Zach Prather

Zach Prather ist 1952 in Chicago geboren. Bereits als sechzehnjähriger spielte er Gitarre und Schlagzeug in den Clubs von Chicago und wirkte auf einer Single des grossen Soulsängers Curtis Mayfield mit. In den folgenden Jahren spielte er auch mit Grössen wie Etta James, Screaming «J» Hawkins, Margie Evans, Luther Allison und Mick Jagger.

Von Willie Dixon gefördert

Am wichtigsten für seinen Werdegang war aber Willy Dixon. Der grosse Blues-Bassist von Muddy Waters und Chuck Berry, der wesentlich zur Verbreitung des Chicago Blues und des Rock ’n’ Roll beigetragen hat. Für Muddy Waters, den Begründer des Chicago Blues, hat Dixon im Jahr 1954 «Hoochie Coochie Man» geschrieben, einen der bedeutendsten Bluessongs überhaupt.
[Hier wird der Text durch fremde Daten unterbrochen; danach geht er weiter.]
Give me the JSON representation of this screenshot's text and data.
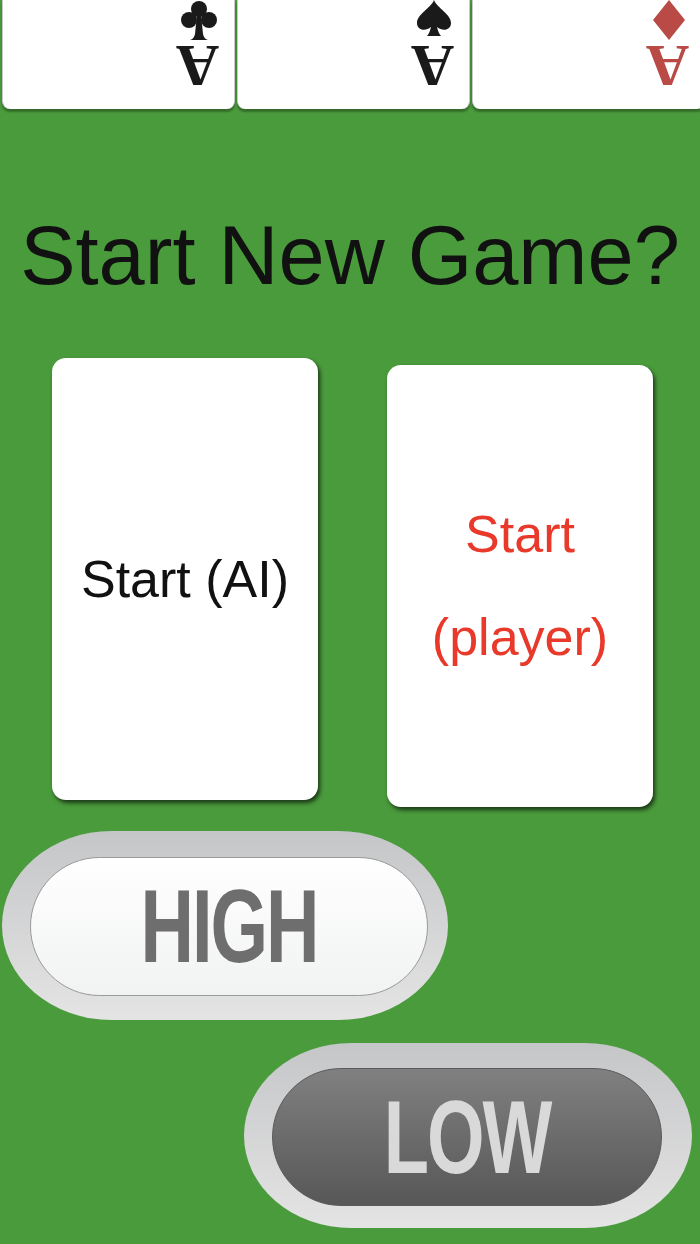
{
  "cards": [
    {
      "rank": "A",
      "kind": "clubs",
      "color": "#1a1a1a"
    },
    {
      "rank": "A",
      "kind": "spades",
      "color": "#1a1a1a"
    },
    {
      "rank": "A",
      "kind": "diamonds",
      "color": "#b94a45"
    }
  ],
  "title": "Start New Game?",
  "start_options": [
    {
      "label": "Start (AI)",
      "color": "#111111"
    },
    {
      "label": "Start (player)",
      "color": "#e8392a"
    }
  ],
  "guess_buttons": [
    {
      "label": "HIGH",
      "selected": false
    },
    {
      "label": "LOW",
      "selected": true
    }
  ]
}
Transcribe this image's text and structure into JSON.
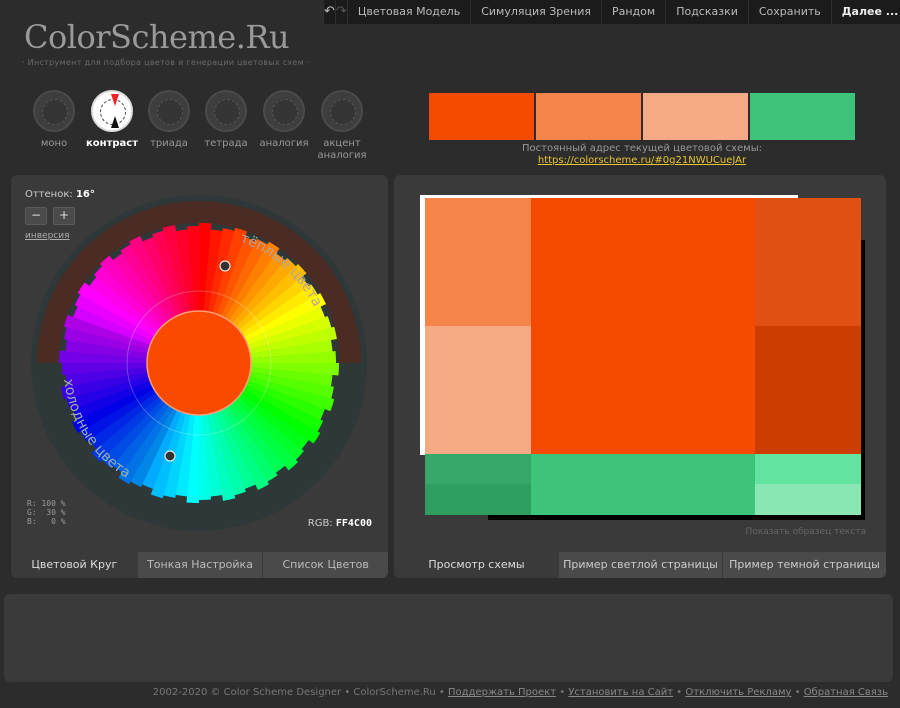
{
  "topmenu": {
    "undo_icon": "undo-icon",
    "redo_icon": "redo-icon",
    "items": [
      "Цветовая Модель",
      "Симуляция Зрения",
      "Рандом",
      "Подсказки",
      "Сохранить"
    ],
    "next": "Далее ..."
  },
  "logo": "ColorScheme.Ru",
  "tagline": "· Инструмент для подбора цветов и генерации цветовых схем ·",
  "modes": [
    {
      "label": "моно",
      "active": false
    },
    {
      "label": "контраст",
      "active": true
    },
    {
      "label": "триада",
      "active": false
    },
    {
      "label": "тетрада",
      "active": false
    },
    {
      "label": "аналогия",
      "active": false
    },
    {
      "label": "акцент аналогия",
      "active": false
    }
  ],
  "swatches": [
    "#f54b00",
    "#f5844a",
    "#f5aa85",
    "#3ec47a"
  ],
  "permalink": {
    "label": "Постоянный адрес текущей цветовой схемы:",
    "url": "https://colorscheme.ru/#0g21NWUCueJAr"
  },
  "left_panel": {
    "hue_label": "Оттенок:",
    "hue_value": "16°",
    "minus": "−",
    "plus": "+",
    "inversion": "инверсия",
    "warm_label": "тёплые цвета",
    "cold_label": "холодные цвета",
    "rgb_r": "R: 100 %",
    "rgb_g": "G:  30 %",
    "rgb_b": "B:   0 %",
    "rgb_label": "RGB:",
    "rgb_hex": "FF4C00",
    "tabs": [
      "Цветовой Круг",
      "Тонкая Настройка",
      "Список Цветов"
    ]
  },
  "right_panel": {
    "sample_text": "Показать образец текста",
    "tabs": [
      "Просмотр схемы",
      "Пример светлой страницы",
      "Пример темной страницы"
    ]
  },
  "footer": {
    "copyright": "2002-2020 © Color Scheme Designer • ColorScheme.Ru •",
    "links": [
      "Поддержать Проект",
      "Установить на Сайт",
      "Отключить Рекламу",
      "Обратная Связь"
    ]
  }
}
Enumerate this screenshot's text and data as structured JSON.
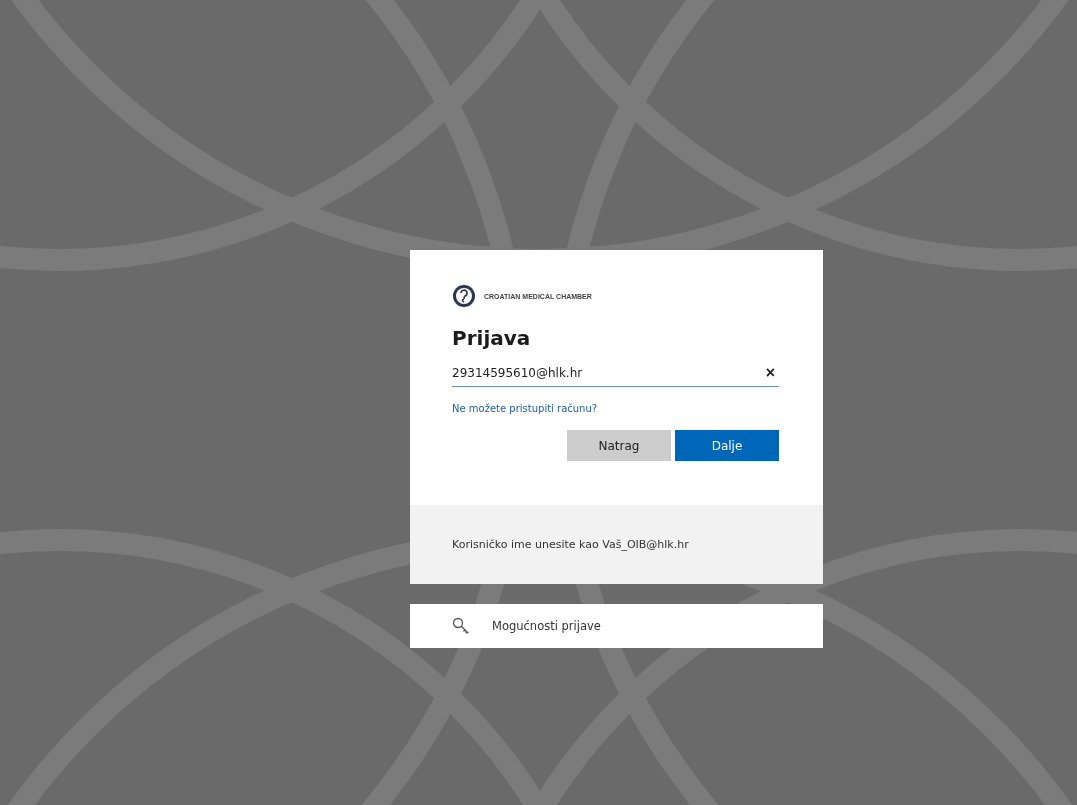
{
  "logo": {
    "text": "CROATIAN MEDICAL CHAMBER"
  },
  "title": "Prijava",
  "email_field": {
    "value": "29314595610@hlk.hr",
    "clear": "×"
  },
  "help_link": "Ne možete pristupiti računu?",
  "buttons": [
    {
      "label": "Natrag",
      "kind": "secondary"
    },
    {
      "label": "Dalje",
      "kind": "primary"
    }
  ],
  "hint": "Korisničko ime unesite kao Vaš_OIB@hlk.hr",
  "sign_in_options": "Mogućnosti prijave"
}
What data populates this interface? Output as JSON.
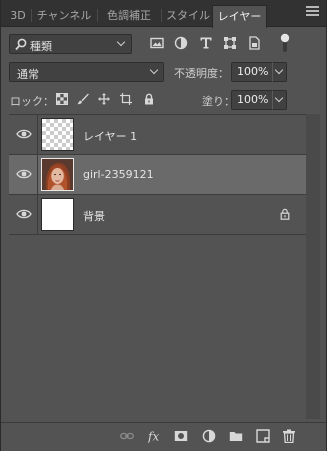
{
  "tabs": [
    {
      "label": "3D",
      "active": false
    },
    {
      "label": "チャンネル",
      "active": false
    },
    {
      "label": "色調補正",
      "active": false
    },
    {
      "label": "スタイル",
      "active": false
    },
    {
      "label": "レイヤー",
      "active": true
    }
  ],
  "filter": {
    "kind_label": "種類",
    "icons": [
      "pixel-filter-icon",
      "adjustment-filter-icon",
      "type-filter-icon",
      "shape-filter-icon",
      "smart-object-filter-icon"
    ]
  },
  "blend": {
    "mode": "通常",
    "opacity_label": "不透明度：",
    "opacity_value": "100%",
    "fill_label": "塗り：",
    "fill_value": "100%"
  },
  "lock": {
    "label": "ロック：",
    "icons": [
      "lock-transparent-pixels-icon",
      "lock-image-pixels-icon",
      "lock-position-icon",
      "lock-artboard-icon",
      "lock-all-icon"
    ]
  },
  "layers": [
    {
      "name": "レイヤー 1",
      "thumbnail": "transparent",
      "visible": true,
      "selected": false,
      "locked": false
    },
    {
      "name": "girl-2359121",
      "thumbnail": "portrait-photo",
      "visible": true,
      "selected": true,
      "locked": false
    },
    {
      "name": "背景",
      "thumbnail": "white",
      "visible": true,
      "selected": false,
      "locked": true
    }
  ],
  "bottom_icons": [
    "link-layers-icon",
    "fx-icon",
    "add-mask-icon",
    "new-adjustment-layer-icon",
    "new-group-icon",
    "new-layer-icon",
    "delete-layer-icon"
  ],
  "colors": {
    "panel_bg": "#535353",
    "selected_row": "#6a6a6a",
    "tabbar_bg": "#323232"
  }
}
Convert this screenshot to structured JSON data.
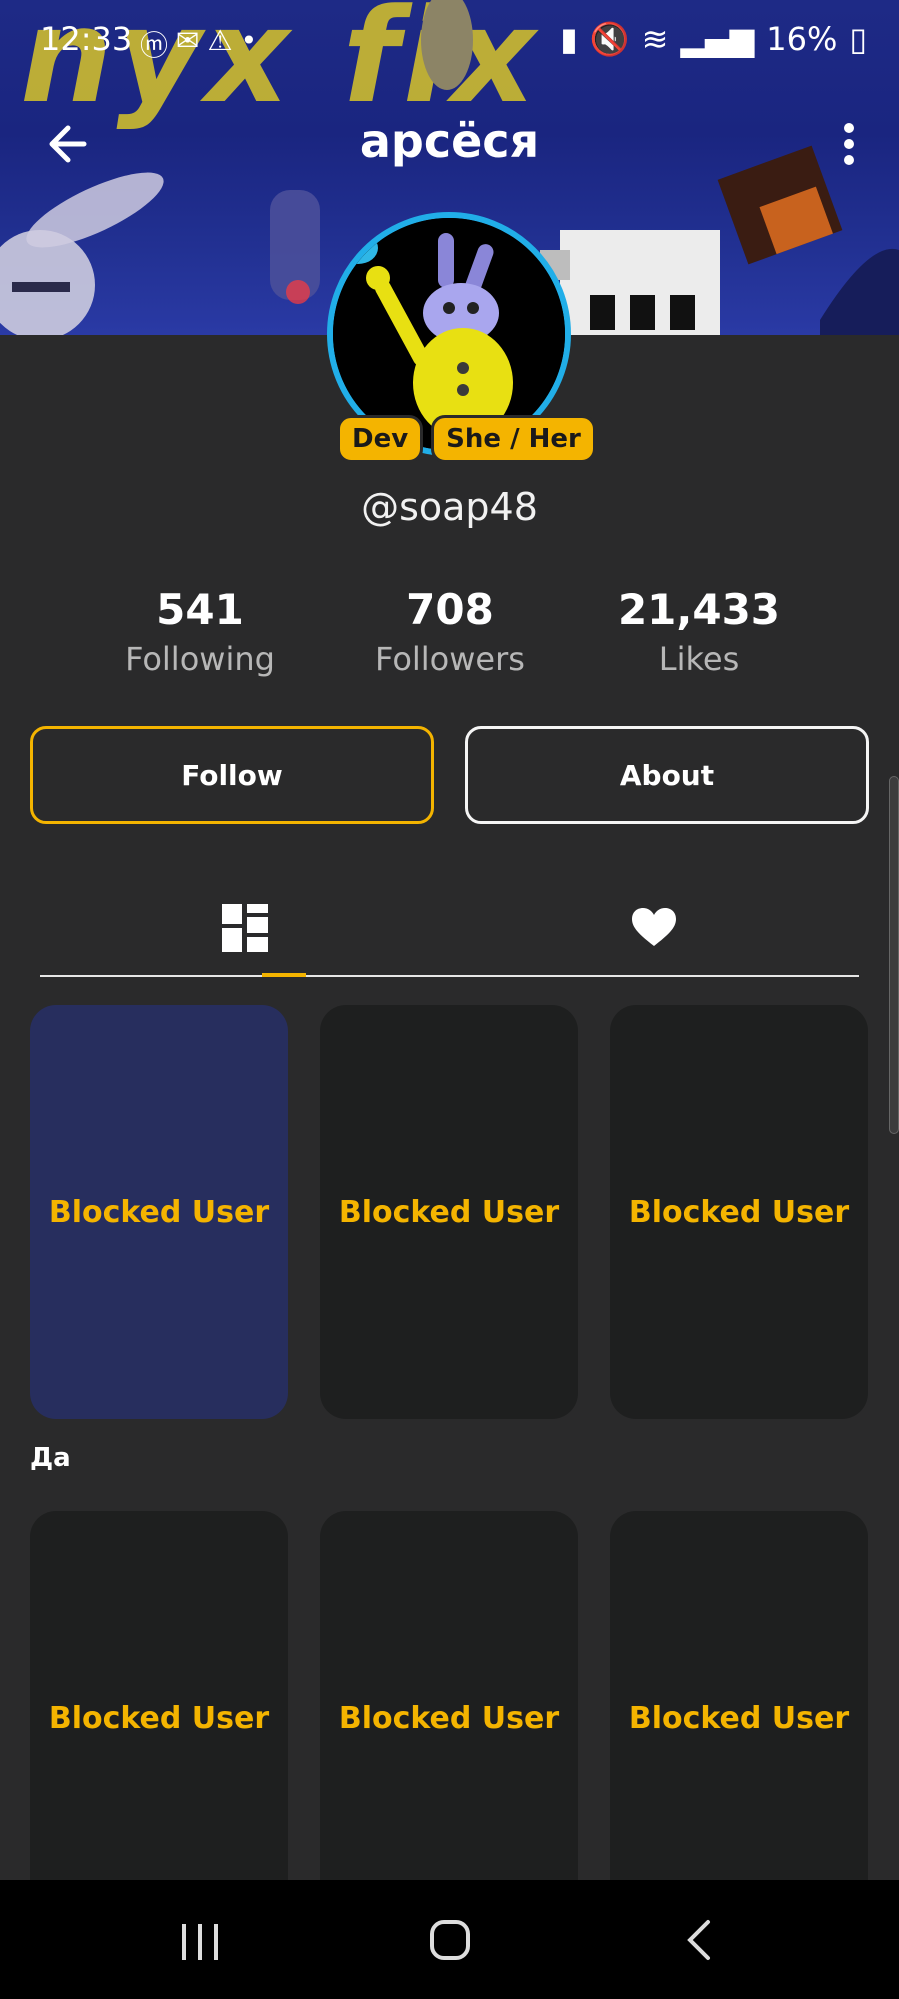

Dieser Willie Dixon hat das Talent des jungen Zach erkannt und ihn unter seine Fittiche genommen. «Es war Willy Dixon, der mich den Blues lehrte», sagt Zach Prather. «Der grosse Willy Dixon war wie ein Vater für mich. In den drei Jahren, die wir zusammen verbrachten, machte ich die wertvollsten Erfahrungen für meine Musik.» Dixon produzierte denn auch Prather’s erste Blues-CD. Die «L.A. Times» nannte ihn den «New Bad Boy of the Blues». Prather ist auch ein gefragter Komponist, der unter anderen für Linda Perry, Gwen Gordy und Motown Publishing schrieb. Nach Dixons Tod im Januar 1992 unterbrach Prather seine Musikkarriere und wechselte ins Schauspielfach.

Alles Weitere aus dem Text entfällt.